SUPSI University develops hybrid AM process for complex ceramics
The process was developed by Marco Pelanconi, for his Ph.D project, using a Sintratec Kit
During the last 20 years, the Hybrid Materials Laboratory (HM Lab) of the University of Applied Sciences and Arts of Southern Switzerland (SUPSI) has been conducting cutting-edge research on ceramics. In 2019, the HM Lab head Professor Alberto Ortona already illustrated the potential that porous 3D prints possess for ceramic materials. Now, one of Professor Ortona’s doctoral candidates at the University of Padua, Marco Pelanconi, has successfully defended his Ph.D. thesis in this very research area.
A novel hybrid AM process
As his dissertation project, Pelanconi optimized the process to produce complex ceramic architectures through additive manufacturing. The approach involves the 3D printing of polymeric preforms with high microporosity through selective laser sintering (SLS), combined with infiltration with preceramic polymers. Then, pyrolysis is used to obtain a polymer-to-ceramic conversion at around 1000°C. Final densification is performed via molten silicon infiltration to achieve ceramic parts with high density.
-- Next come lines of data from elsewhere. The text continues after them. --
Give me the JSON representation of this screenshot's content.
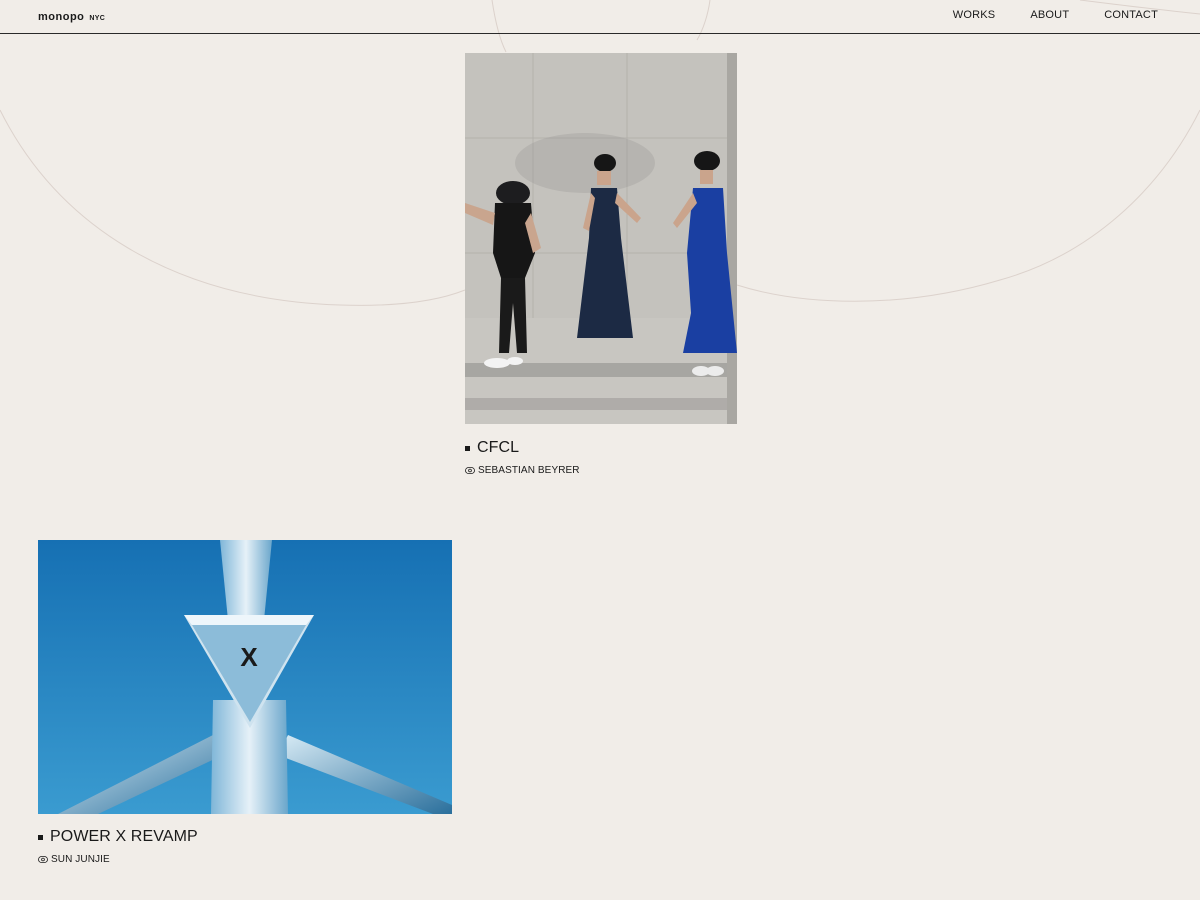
{
  "header": {
    "logo": {
      "word": "monopo",
      "city": "NYC"
    },
    "nav": [
      {
        "label": "WORKS"
      },
      {
        "label": "ABOUT"
      },
      {
        "label": "CONTACT"
      }
    ]
  },
  "works": [
    {
      "title": "CFCL",
      "credit": "SEBASTIAN BEYRER",
      "credit_icon": "eye-link-icon"
    },
    {
      "title": "POWER X REVAMP",
      "credit": "SUN JUNJIE",
      "credit_icon": "eye-link-icon"
    }
  ],
  "colors": {
    "background": "#f1ede8",
    "text": "#1a1a1a",
    "power_sky": "#1b7dbd"
  }
}
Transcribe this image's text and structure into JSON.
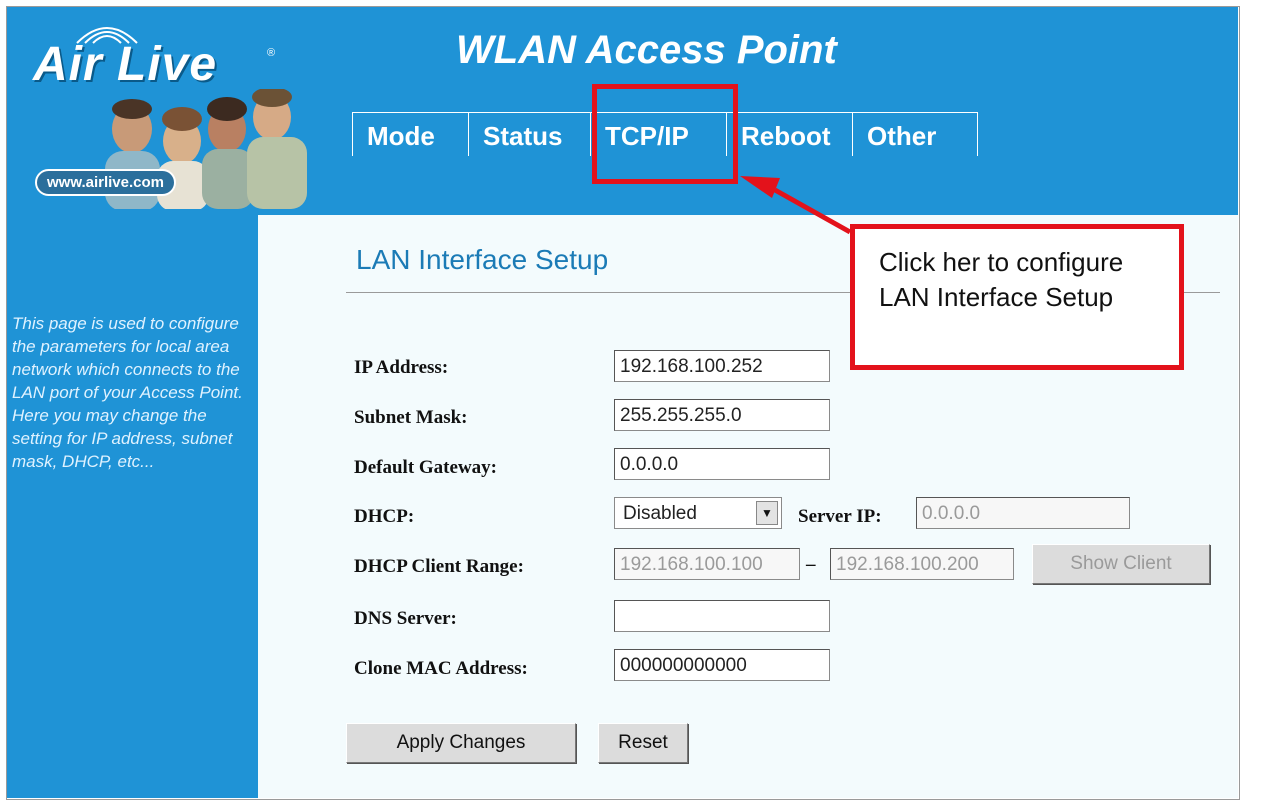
{
  "brand": {
    "logo": "Air Live",
    "registered": "®",
    "url": "www.airlive.com"
  },
  "app_title": "WLAN Access Point",
  "tabs": [
    {
      "label": "Mode"
    },
    {
      "label": "Status"
    },
    {
      "label": "TCP/IP",
      "active": true
    },
    {
      "label": "Reboot"
    },
    {
      "label": "Other"
    }
  ],
  "sidebar": {
    "description": "This page is used to configure the parameters for local area network which connects to the LAN port of your Access Point. Here you may change the setting for IP address, subnet mask, DHCP, etc..."
  },
  "section_title": "LAN Interface Setup",
  "form": {
    "ip_address": {
      "label": "IP Address:",
      "value": "192.168.100.252"
    },
    "subnet_mask": {
      "label": "Subnet Mask:",
      "value": "255.255.255.0"
    },
    "default_gateway": {
      "label": "Default Gateway:",
      "value": "0.0.0.0"
    },
    "dhcp": {
      "label": "DHCP:",
      "selected": "Disabled",
      "server_ip_label": "Server IP:",
      "server_ip_value": "0.0.0.0"
    },
    "dhcp_client_range": {
      "label": "DHCP Client Range:",
      "start": "192.168.100.100",
      "separator": "–",
      "end": "192.168.100.200",
      "show_client_label": "Show Client"
    },
    "dns_server": {
      "label": "DNS Server:",
      "value": ""
    },
    "clone_mac": {
      "label": "Clone MAC Address:",
      "value": "000000000000"
    },
    "apply_label": "Apply Changes",
    "reset_label": "Reset"
  },
  "annotation": {
    "callout_text": "Click her to configure LAN Interface Setup",
    "color": "#e3121b"
  },
  "colors": {
    "header_blue": "#1f93d6",
    "content_bg": "#f3fbfd",
    "title_blue": "#1b7bb6"
  }
}
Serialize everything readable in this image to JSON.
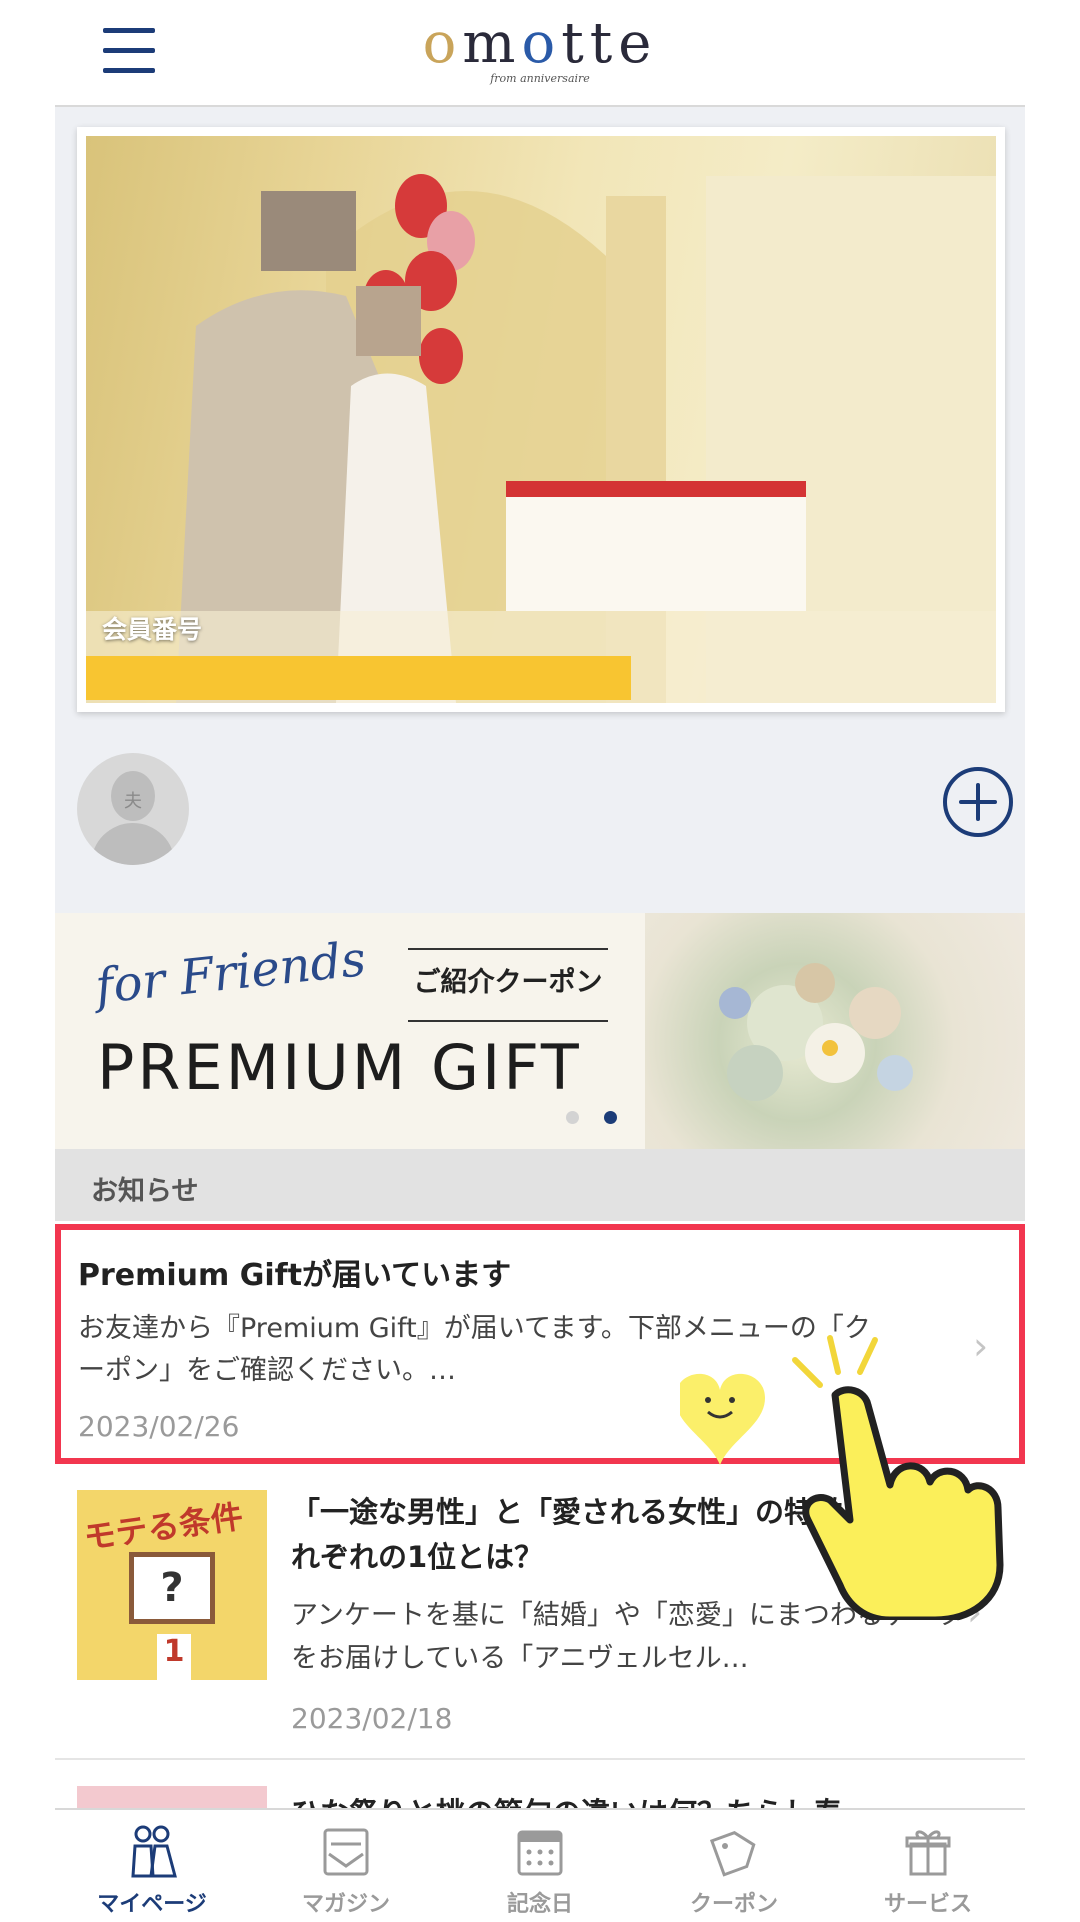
{
  "header": {
    "logo_text": "omotte",
    "logo_sub": "from anniversaire"
  },
  "profile": {
    "member_number_label": "会員番号",
    "avatar_tag": "夫"
  },
  "banner": {
    "script_text": "for Friends",
    "coupon_label": "ご紹介クーポン",
    "headline": "PREMIUM GIFT",
    "active_slide": 2,
    "slide_count": 2
  },
  "notices": {
    "section_title": "お知らせ",
    "items": [
      {
        "title": "Premium Giftが届いています",
        "body": "お友達から『Premium Gift』が届いてます。下部メニューの「クーポン」をご確認ください。…",
        "date": "2023/02/26"
      }
    ]
  },
  "articles": [
    {
      "thumb_title": "モテる条件",
      "title": "「一途な男性」と「愛される女性」の特徴を調査！それぞれの1位とは？",
      "body": "アンケートを基に「結婚」や「恋愛」にまつわるデータをお届けしている「アニヴェルセル…",
      "date": "2023/02/18"
    },
    {
      "title": "ひな祭りと桃の節句の違いは何？ちらし寿"
    }
  ],
  "tabbar": {
    "tabs": [
      {
        "label": "マイページ",
        "icon": "couple-icon",
        "active": true
      },
      {
        "label": "マガジン",
        "icon": "news-icon",
        "active": false
      },
      {
        "label": "記念日",
        "icon": "calendar-icon",
        "active": false
      },
      {
        "label": "クーポン",
        "icon": "coupon-icon",
        "active": false
      },
      {
        "label": "サービス",
        "icon": "gift-icon",
        "active": false
      }
    ]
  },
  "colors": {
    "brand_navy": "#1c3c78",
    "highlight_red": "#f2364f",
    "member_bar_yellow": "#f8c531"
  }
}
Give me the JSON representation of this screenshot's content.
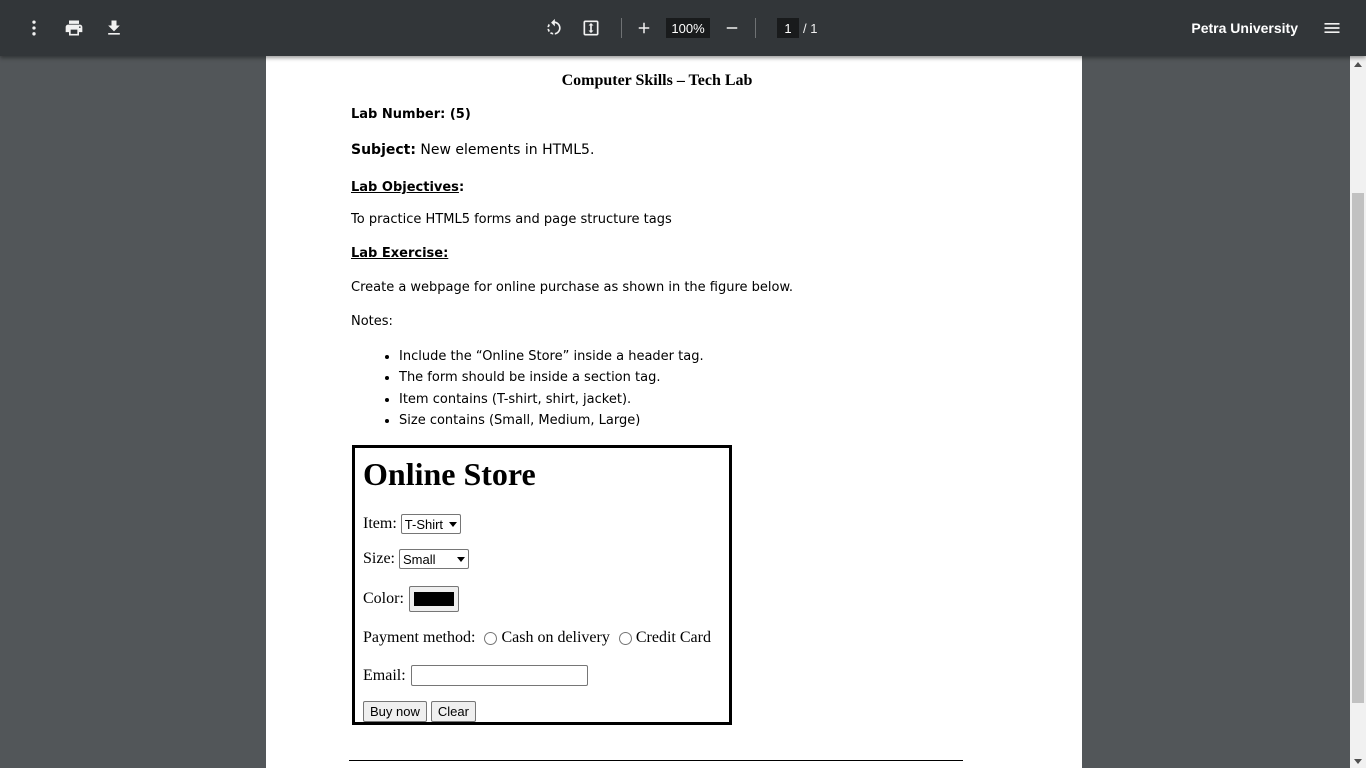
{
  "toolbar": {
    "menu_icon": "more-vert-icon",
    "print_icon": "print-icon",
    "download_icon": "download-icon",
    "rotate_icon": "rotate-icon",
    "fit_icon": "fit-page-icon",
    "zoom_in_icon": "plus-icon",
    "zoom_level": "100%",
    "zoom_out_icon": "minus-icon",
    "page_current": "1",
    "page_total": "/  1",
    "doc_title": "Petra University",
    "outline_icon": "hamburger-icon"
  },
  "doc": {
    "title": "Computer Skills – Tech Lab",
    "lab_number_label": "Lab Number: (5)",
    "subject_label": "Subject:",
    "subject_value": " New elements in HTML5.",
    "objectives_label": " Lab Objectives",
    "objectives_colon": ":",
    "objectives_text": "To practice HTML5 forms and page structure tags",
    "exercise_label": "Lab Exercise:",
    "exercise_text": "Create a webpage for online purchase as shown in the figure below.",
    "notes_label": "Notes:",
    "notes": [
      "Include the “Online Store” inside a header tag.",
      "The form should be inside a section tag.",
      "Item contains (T-shirt, shirt, jacket).",
      "Size contains (Small, Medium, Large)"
    ]
  },
  "figure": {
    "heading": "Online Store",
    "item_label": "Item:",
    "item_value": "T-Shirt",
    "size_label": "Size:",
    "size_value": "Small",
    "color_label": "Color:",
    "color_value": "#000000",
    "payment_label": "Payment method:",
    "payment_options": [
      "Cash on delivery",
      "Credit Card"
    ],
    "email_label": "Email:",
    "buy_label": "Buy now",
    "clear_label": "Clear"
  }
}
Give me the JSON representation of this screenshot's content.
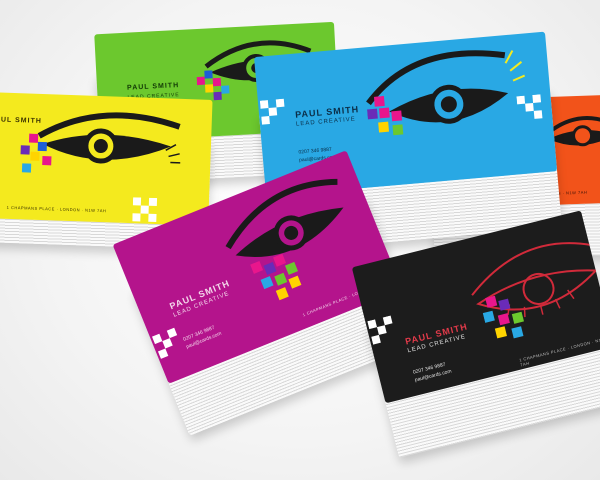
{
  "colors": {
    "yellow": "#f4ea1e",
    "green": "#6cc82e",
    "blue": "#29a8e4",
    "orange": "#f2531a",
    "magenta": "#b4148c",
    "black": "#1c1c1c"
  },
  "card": {
    "name": "PAUL SMITH",
    "role": "LEAD CREATIVE",
    "phone": "0207 346 9887",
    "email": "paul@cards.com",
    "address": "1 CHAPMANS PLACE · LONDON · N1W 7AH"
  },
  "icons": {
    "eye": "eye-illustration",
    "pixels": "color-pixel-squares",
    "corner": "checker-corner"
  }
}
Porosity control with open parameters
The Sintratec Kit – the world’s first and only assembly kit in the field of SLS – took center stage in Marco Pelanconi’s research thanks to the 3D printer’s open parameters. “The Kit allowed us to change a lot of printing parameters, including powder surface temperature, layer thickness, laser speed, hatching spacing, and more, making it easy to control the porosity of the 3D printed parts,” said Pelanconi. By varying these factors, the material engineer at SUPSI University was able to achieve an ideal porosity (crucial for further infiltration) and thus a high part quality.
Complex ceramic architectures
To illustrate how this method could be used for especially complex shapes, Pelanconi’s research focused on two cylindrical porous structures with different topologies: a rotated cube and a gyroid. After printing with Sintratec PA12 and subsequent conversion into ceramics, the resulting parts exhibited outstanding mechanical and thermal properties. They maintained their pristine shape without distortion or macrocracks, despite a shrinkage of ~25%. According to Pelanconi, their impressive biaxial strength of 165 MPa could still be increased through further process optimization.
Potential for a multitude of industries
“These classes of materials offer unmatched thermo-mechanical properties that cannot be provided by steels, such as high-temperature resistance, high oxidation resistance, high thermal shock resistance, and high strength,” said Pelanconi. Therefore, ceramics are well suited to be used in extreme environments, for example, in heat exchangers, catalyst supports, thermal storage, burners, or aerospace. This innovative approach, carried out by Marco Pelanconi within the HM Lab, could be exploited by the high-tech industry thanks to the many different ceramic materials obtainable from a wide range of preceramic polymers.